Spatial regulation and dynamic control of chromatin and genome architecture
Our main interest is the spatial and temporal regulation of heterochromatin, a transcriptionally inactive (silent) form of chromatin that is crucial for cellular differentiation, genome stability and chromosome organization.
We seek to address which factors contribute to heterochromatin regulation, how they cooperate, and what are the underlying mechanisms by which they shape and control heterochromatin.

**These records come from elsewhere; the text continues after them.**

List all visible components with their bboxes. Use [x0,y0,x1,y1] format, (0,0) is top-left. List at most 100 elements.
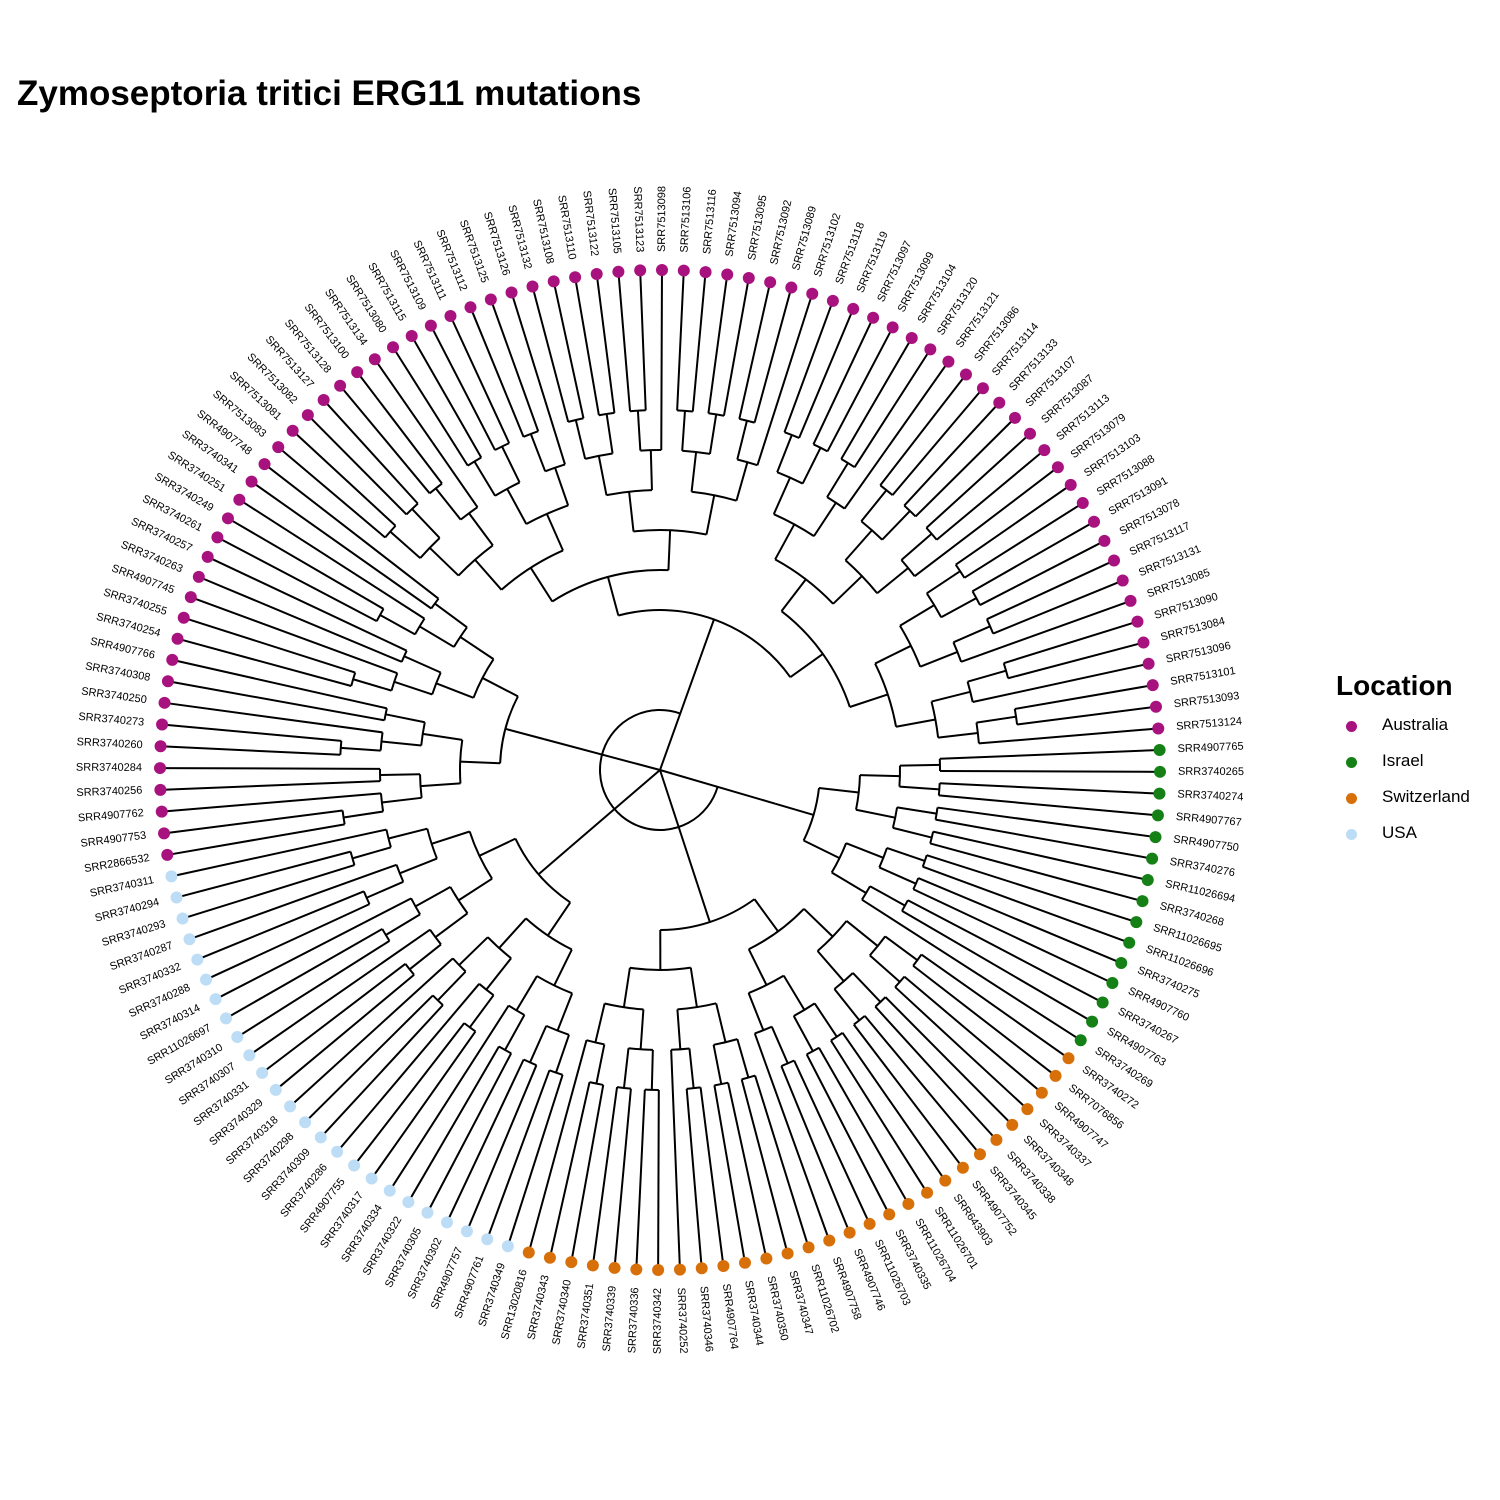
tip-point [1038,444,1051,457]
internal-branch [689,967,698,1008]
clade-arc [894,975,906,988]
tip-branch [925,432,1031,529]
internal-branch [385,713,425,724]
tip-branch [159,767,381,770]
tip-branch [753,287,793,423]
tip-point [243,1049,256,1062]
tip-label: SRR7513093 [1173,690,1240,710]
legend-item-australia: Australia [1336,712,1453,748]
tip-label: SRR11026694 [1164,878,1236,905]
clade-arc [523,1058,537,1067]
clade-arc [525,504,569,525]
tip-point [1074,1034,1087,1047]
tip-branch [489,299,540,432]
tip-branch [205,903,370,981]
tip-branch [738,282,772,420]
internal-branch [409,943,442,971]
tip-label: SRR3740343 [525,1274,551,1341]
internal-branch [554,467,570,506]
tip-point [272,441,285,454]
clade-arc [420,722,426,746]
tip-label: SRR3740252 [675,1287,690,1353]
internal-branch [690,451,698,492]
clade-arc [874,663,898,727]
clade-arc [349,851,356,866]
tip-branch [215,897,412,1001]
tip-point [764,276,777,289]
tip-branch [635,1089,646,1270]
tip-branch [446,1059,525,1223]
tip-label: SRR3740350 [764,1275,790,1342]
tip-point [154,740,167,753]
clade-arc [966,681,974,703]
internal-branch [860,489,888,522]
internal-branch [498,917,527,949]
tip-point [301,409,314,422]
internal-branch [379,614,416,636]
internal-branch [940,597,977,619]
internal-branch [792,1015,814,1052]
internal-branch [468,994,495,1028]
tip-point [959,368,972,381]
tip-branch [469,306,525,438]
clade-arc [589,1081,604,1086]
tip-branch [914,417,1016,518]
internal-branch [555,1034,570,1073]
tip-branch [853,1023,964,1169]
internal-branch [782,975,806,1011]
clade-arc [776,471,804,485]
internal-branch [437,970,467,1002]
internal-branch [852,972,882,1003]
clade-arc [874,996,887,1008]
tip-point [158,827,171,840]
tip-point [1049,1069,1062,1082]
tip-branch [167,680,385,722]
tip-label: SRR7513106 [679,186,694,253]
tip-point [1141,874,1154,887]
tip-branch [884,996,1013,1126]
tip-point [158,696,171,709]
legend-swatch-usa [1346,829,1357,840]
tip-point [184,591,197,604]
tip-point [526,280,539,293]
tip-branch [660,269,663,451]
tip-point [902,1197,915,1210]
tip-branch [912,888,1113,984]
legend-label-israel: Israel [1382,751,1424,770]
tip-point [314,1131,327,1144]
tip-point [823,1234,836,1247]
tip-label: SRR3740344 [742,1279,765,1346]
tip-point [921,1186,934,1199]
tip-point [269,1083,282,1096]
clade-arc [383,708,388,721]
tip-point [1064,478,1077,491]
tip-branch [388,1005,510,1192]
tip-point [191,953,204,966]
tip-point [334,379,347,392]
tip-branch [707,274,729,414]
tip-point [1152,722,1165,735]
tip-label: SRR7513101 [1169,665,1236,688]
tip-point [387,341,400,354]
tip-point [1108,554,1121,567]
tip-branch [920,953,1070,1060]
internal-branch [869,885,906,907]
tip-point [1035,1086,1048,1099]
tip-point [1149,700,1162,713]
internal-branch [708,414,718,455]
tip-branch [167,823,345,856]
internal-branch [874,644,912,665]
internal-branch [776,434,793,473]
tip-branch [917,877,1122,964]
clade-arc [404,963,415,976]
tip-point [286,424,299,437]
tip-branch [486,1069,551,1240]
internal-branch [816,950,845,982]
tip-point [161,675,174,688]
tip-branch [903,402,1001,507]
internal-branch [434,912,469,938]
tip-branch [922,865,1130,944]
tip-branch [972,662,1149,703]
clade-arc [545,1024,570,1036]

For this, we employ genetics and functional genomics to identify novel factors and assign them to functional pathways and regulatory networks. Using live-cell imaging, molecular biology and biochemistry, we further seek to understand the underlying mechanisms of regulation. As a model, we use the fission yeast (Schizosaccharomyces pombe). This powerful model system has the advantage of sharing many of the conserved hallmarks of heterochromatin present in higher eukaryotes (e.g. repressive histone H3-Lys9 methylation, HP1 proteins, RNAi). Its relatively small genome can be easily and precisely manipulated and allows us applying advanced genomics tools, like automated genetic crosses and epistasis interaction maps at the genome-wide scale.
We are part of the Marie Skłodowska-Curie Innovative Training Network (ITN) "Cell2Cell" that investigates how cell-to-cell heterogeneity in chromatin structure promotes adaptation to changes in the environment. We are further member of the collaborative research center Chromatin Dynamics (SFB 1064) and its integrated research training program (IRTG) for PhD students. In addition, our lab is associated with the International Max Planck Research School for Molecular Life Sciences (IMPRS-LS).